By now you have probably seen The New York Times income mobility map. It’s a powerful visual that provides a stark image of the economic immobility crisis facing this country, especially those living in the South. It’s hard to see it and not think about the working families trying to create better lives for their children. It has also prompted me to reflect on my own life.
You see, this map is talking about me.
It encompasses data on the 1980-82 birth cohorts (of which I am a proud member) and the chances of a child born in the bottom fifth rising to the top fifth. I was raised in the bottom quintile, in a small, rural South Carolina town. Now, many years later, I am out of the bottom quintile. As the map shows, the probability of moving up is limited if you were born in the South. As I look at that map, I notice my own speckle of red. And I ponder how did I beat the odds? How did I move out of the bottom quintile? How was I lucky enough to not fall through the cracks?
I have come up with two reasons for my own personal experience:
A strong support base. I am a first-generation college graduate. My mom did not know much about college, but she knew I was going. Every day after school, my mom and grandmother made me go to my room and not come out until I finished my homework. I hated it at the time, but now I see the value in hard work before play.

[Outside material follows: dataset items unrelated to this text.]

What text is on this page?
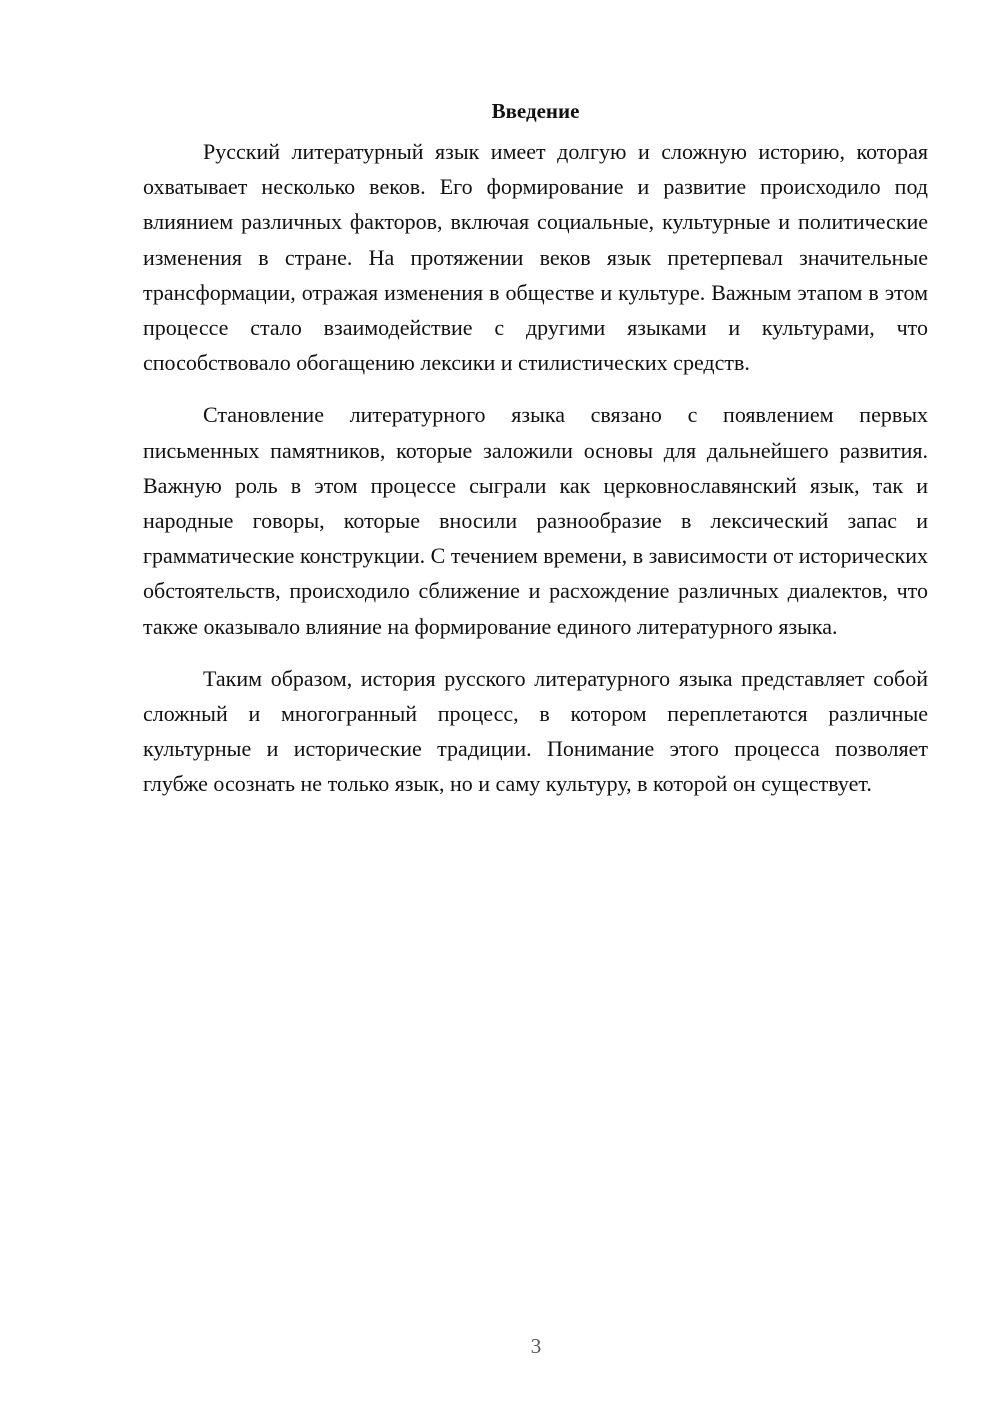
Введение

Русский литературный язык имеет долгую и сложную историю, которая охватывает несколько веков. Его формирование и развитие происходило под влиянием различных факторов, включая социальные, культурные и политические изменения в стране. На протяжении веков язык претерпевал значительные трансформации, отражая изменения в обществе и культуре. Важным этапом в этом процессе стало взаимодействие с другими языками и культурами, что способствовало обогащению лексики и стилистических средств.

Становление литературного языка связано с появлением первых письменных памятников, которые заложили основы для дальнейшего развития. Важную роль в этом процессе сыграли как церковнославянский язык, так и народные говоры, которые вносили разнообразие в лексический запас и грамматические конструкции. С течением времени, в зависимости от исторических обстоятельств, происходило сближение и расхождение различных диалектов, что также оказывало влияние на формирование единого литературного языка.

Таким образом, история русского литературного языка представляет собой сложный и многогранный процесс, в котором переплетаются различные культурные и исторические традиции. Понимание этого процесса позволяет глубже осознать не только язык, но и саму культуру, в которой он существует.

3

I also benefited from growing up in a small, rural area. I had teachers who knew my mom and my aunts and uncles (some of my teachers actually taught them, too). My mom would know about my day before I got off the school bus in the afternoon. I had a band teacher whose mission was to show us the world outside of our small town. He took us to colleges all across the South, helping us believe that we could be students there one day. Sure, we did not have many of the resources our urban counterparts had, but I value the education I received there. It shaped my views on the world.
Good social policy. As a high-school and college student, I participated in several programs targeting first-generation, low-income students. I was involved in the Federal TRIO Educational Talent Search program while in high school. I learned about FAFSA, college applications, and scholarships. In college, I participated in another TRIO program—the Ronald E. McNair Postbaccalaureate Achievement Program. This program encouraged first-generation college students to continue their education beyond undergraduate school and pursue doctoral degrees. As a McNair Scholar, I wrote my first doctoral personal statement. Years later, when I finally did apply for admission to a PhD program, I referenced that personal statement and used it as my framework.
My alma mater, the University of South Carolina, made a commitment to diversity. I graduated in the top-five percent of my high school class, but I was still anxious about completing my college applications, hoping that someone would accept me. I am so happy they took a chance on me, a poor black kid (or academically speaking, a first-generation, low-income, minority student) from rural South Carolina. And I am sure they were even happier, 3½ years later when they could include me in their graduation rate.
As we continue to do research on the mobility issue here at MDC, I will look back fondly over my educational experience and be more than grateful for all the people, programs, and policies that helped me move from that bottom quintile.
Now, let’s get to work helping other youth have the opportunity to move up, too.